In other words, if you look carefully enough at all of the factors that go into making it possible for a worker (farm, blue collar, white collar, or no-collar) to work you will soon see that the above product is sitting atop a massive energy pyramid. We could perform the same analysis for equipment used in manufacturing, mining, and transportation of the goods. We get the same picture. Fundamentally, all of the work that goes into producing that one product is based on energy in one form or another. In the end, one can argue that nearly 100% of the cost of making the widget is energy.
Now, what is the effect of doubling the basic cost of energy? In the end everything is affected. It takes time for the cost increases to ripple through the economy. They are felt differently by different industries at different times. It isn't a single smooth curve. But it is inexorable. Over time, the costs will percolate upward driving everything from bottom to top up in dollar measures.
What causes the cost of energy to go up? And why does this impact the purchasing power of a monetary unit, say the dollar? The first one is ultimately very simple to answer. You have to use energy to get energy. The same analysis as above applied to, say, an off-shore oil drilling rig, or to the cost of exploration, or the cost of mining coal, will produce the same picture. The more machinery and labor that it takes to get the raw fuel, the more it takes to refine or process the fuel, the more equipment and anti-pollution measures you take to clean up the emissions and the environment (due to the release of toxic stuff in the fuel when burned), the more energy it takes to get the stuff in the first place. As the sources of oil are depleted and it takes more effort to get the same volume of fuels the energy it takes to get energy goes up as well.

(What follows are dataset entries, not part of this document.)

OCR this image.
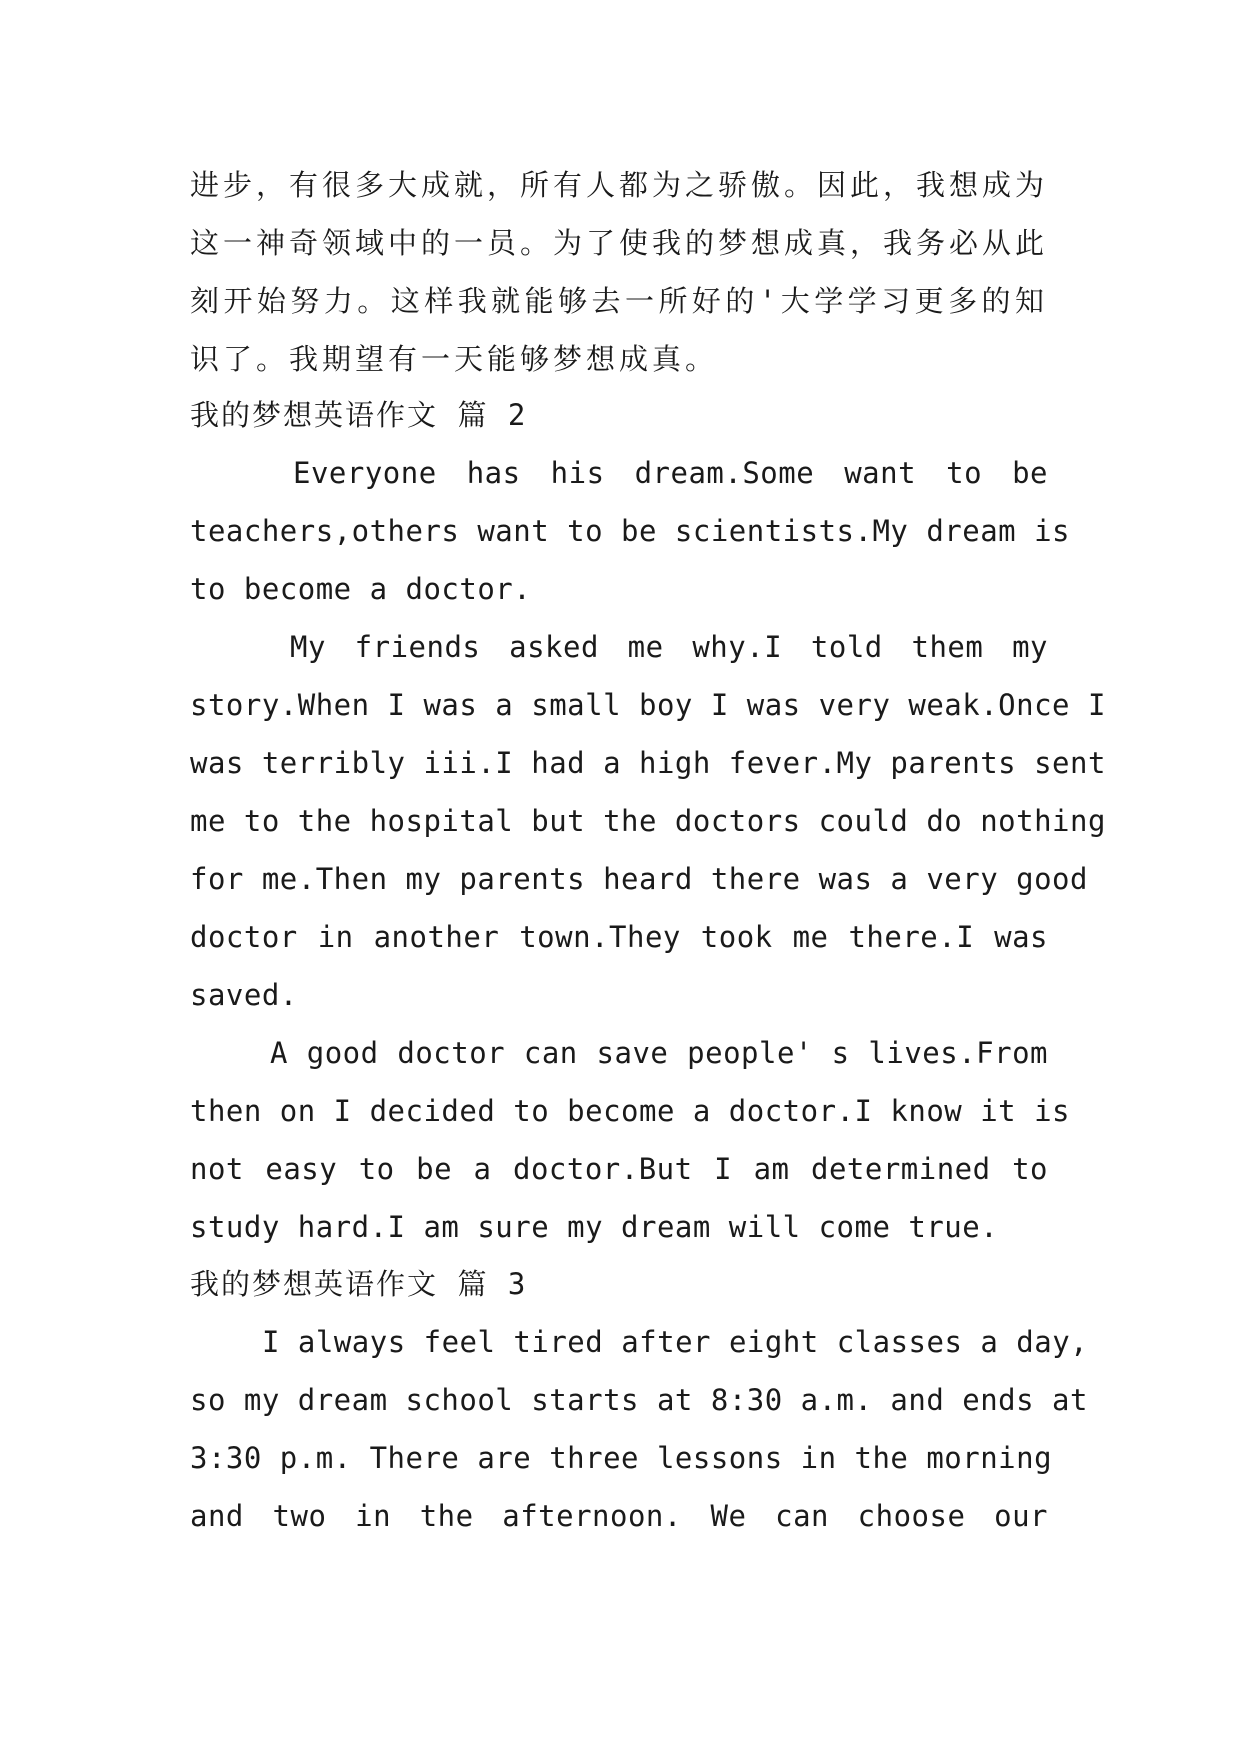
进步，有很多大成就，所有人都为之骄傲。因此，我想成为
这一神奇领域中的一员。为了使我的梦想成真，我务必从此
刻开始努力。这样我就能够去一所好的'大学学习更多的知
识了。我期望有一天能够梦想成真。
我的梦想英语作文 篇 2
Everyone has his dream.Some want to be
teachers,others want to be scientists.My dream is
to become a doctor.
My friends asked me why.I told them my
story.When I was a small boy I was very weak.Once I
was terribly iii.I had a high fever.My parents sent
me to the hospital but the doctors could do nothing
for me.Then my parents heard there was a very good
doctor in another town.They took me there.I was
saved.
A good doctor can save people' s lives.From
then on I decided to become a doctor.I know it is
not easy to be a doctor.But I am determined to
study hard.I am sure my dream will come true.
我的梦想英语作文 篇 3
I always feel tired after eight classes a day,
so my dream school starts at 8:30 a.m. and ends at
3:30 p.m. There are three lessons in the morning
and two in the afternoon. We can choose our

In the end we have less net energy available for consumption as we labor on to make our widgets. The very same argument, by the way, holds for service industry work. And it is net energy that counts.
In an era in which the finding and extracting of easy to reach fuels was the norm, the net energy actually increased from year to year. As it did it could support a growing amount of work. The economy could expand and more people could enjoy more stuff, like widgets. Energy was cheap. For a while, it even grew cheaper in terms of the amount of energy it took to return a given unit of new energy. In monetary terms, and this helps to answer the second question above, we watched as dollars could buy more goods and services over the long-run. The period after WWII saw the most incredible expansion of the extraction of easy to get oil and natural gas (and coal too). Right up until sometime in the nineties we enjoyed the creation of unheard of wealth (well if you call SUV's wealth — I call them pseudo-wealth). And then things started to change. Overall energy production started to decelerate. That is, while still growing, its marginal rate of growth declined. This was an ominous sign. It portended something really different from what we had gotten used to.

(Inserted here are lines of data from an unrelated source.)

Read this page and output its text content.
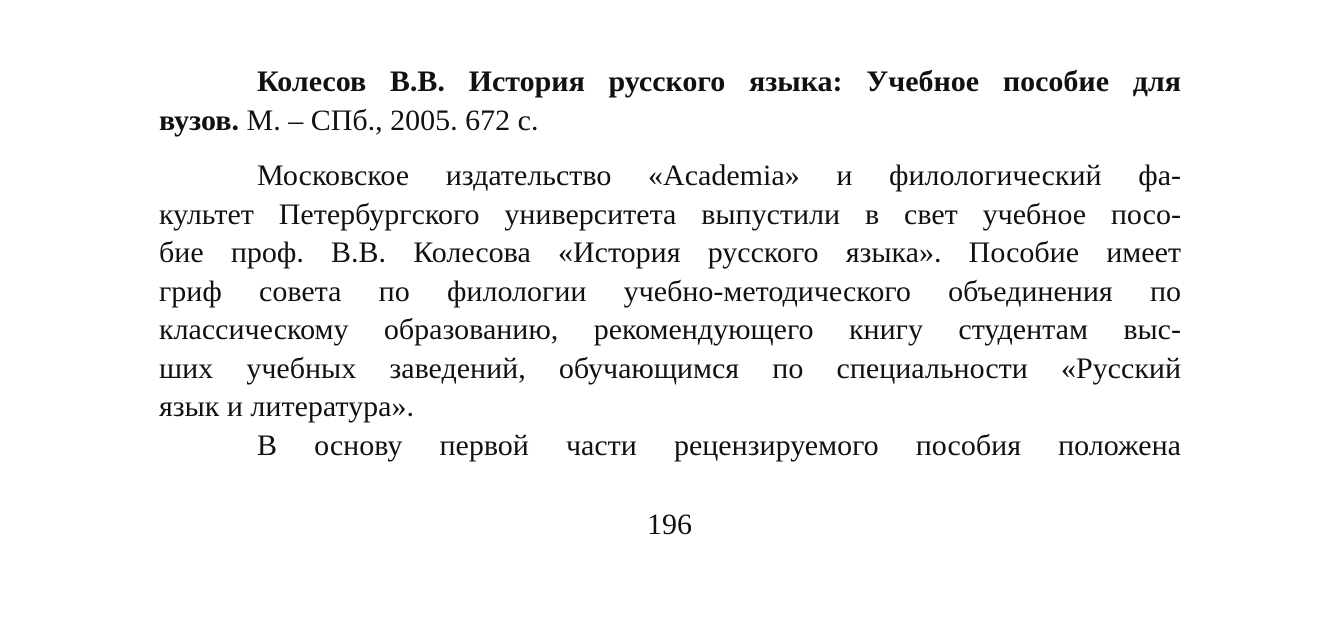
Колесов В.В. История русского языка: Учебное пособие для
вузов. М. – СПб., 2005. 672 с.
Московское издательство «Academia» и филологический фа-
культет Петербургского университета выпустили в свет учебное посо-
бие проф. В.В. Колесова «История русского языка». Пособие имеет
гриф совета по филологии учебно-методического объединения по
классическому образованию, рекомендующего книгу студентам выс-
ших учебных заведений, обучающимся по специальности «Русский
язык и литература».
В основу первой части рецензируемого пособия положена
196
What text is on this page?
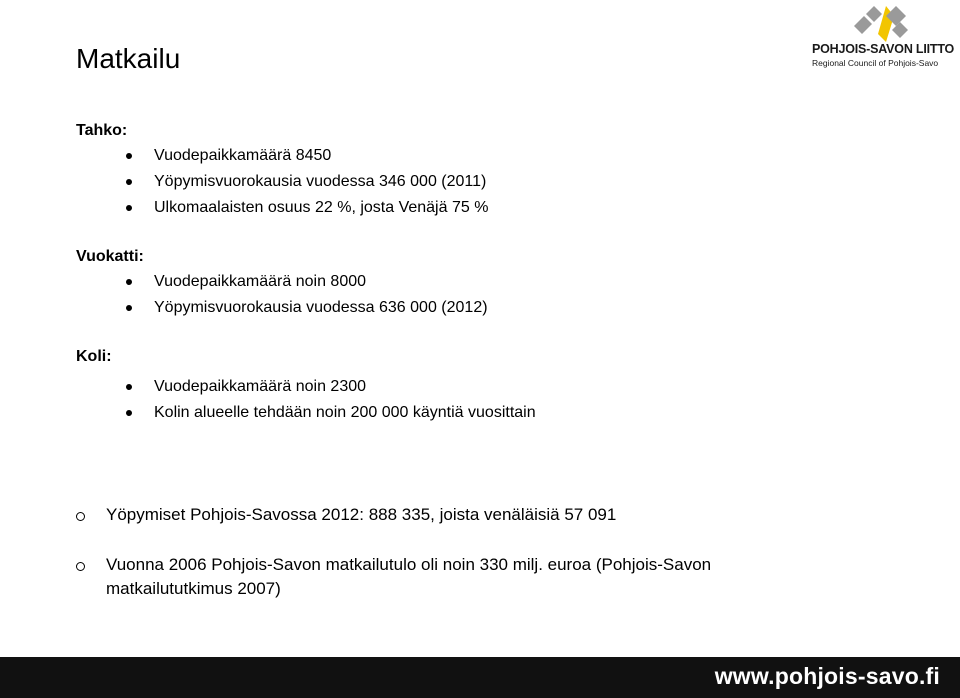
Matkailu	POHJOIS-SAVON LIITTO
Regional Council of Pohjois-Savo
Tahko:
Vuodepaikkamäärä 8450
Yöpymisvuorokausia vuodessa 346 000 (2011)
Ulkomaalaisten osuus 22 %, josta Venäjä 75 %
Vuokatti:
Vuodepaikkamäärä noin 8000
Yöpymisvuorokausia vuodessa 636 000 (2012)
Koli:
Vuodepaikkamäärä noin 2300
Kolin alueelle tehdään noin 200 000 käyntiä vuosittain
Yöpymiset Pohjois-Savossa 2012: 888 335, joista venäläisiä 57 091
Vuonna 2006 Pohjois-Savon matkailutulo oli noin 330 milj. euroa (Pohjois-Savon matkailututkimus 2007)
www.pohjois-savo.fi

In fact, I would argue that the debt crises we are experiencing is really due to a mismatch between expected growth in wealth production and actual growth due to energy limits. By attempting to pump more oil from very expensive (in energy terms) wells and expecting there will be even more in the future, we have borrowed, literally, against that future just at a time when everything is changing.
Eventually, if not already, the peak of energy production will arrive (see a summary of oil production here. That is, the gain in net energy will go to zero and, sometime thereafter, decline. We will be living in a world in which the value of our monetary units will go down. Inflation will increase at increasing rates until widgets' dollar price will be unreachable. This is inescapable save for some miraculous technology that can create energy out of... I'll save that question for another posting. Meanwhile we have bought a lot of stuff (expended energy in the past) with the expectation that there would be more energy in the future, not less. The energy deficit that we are realizing and the monetary deficit that we now face are linked.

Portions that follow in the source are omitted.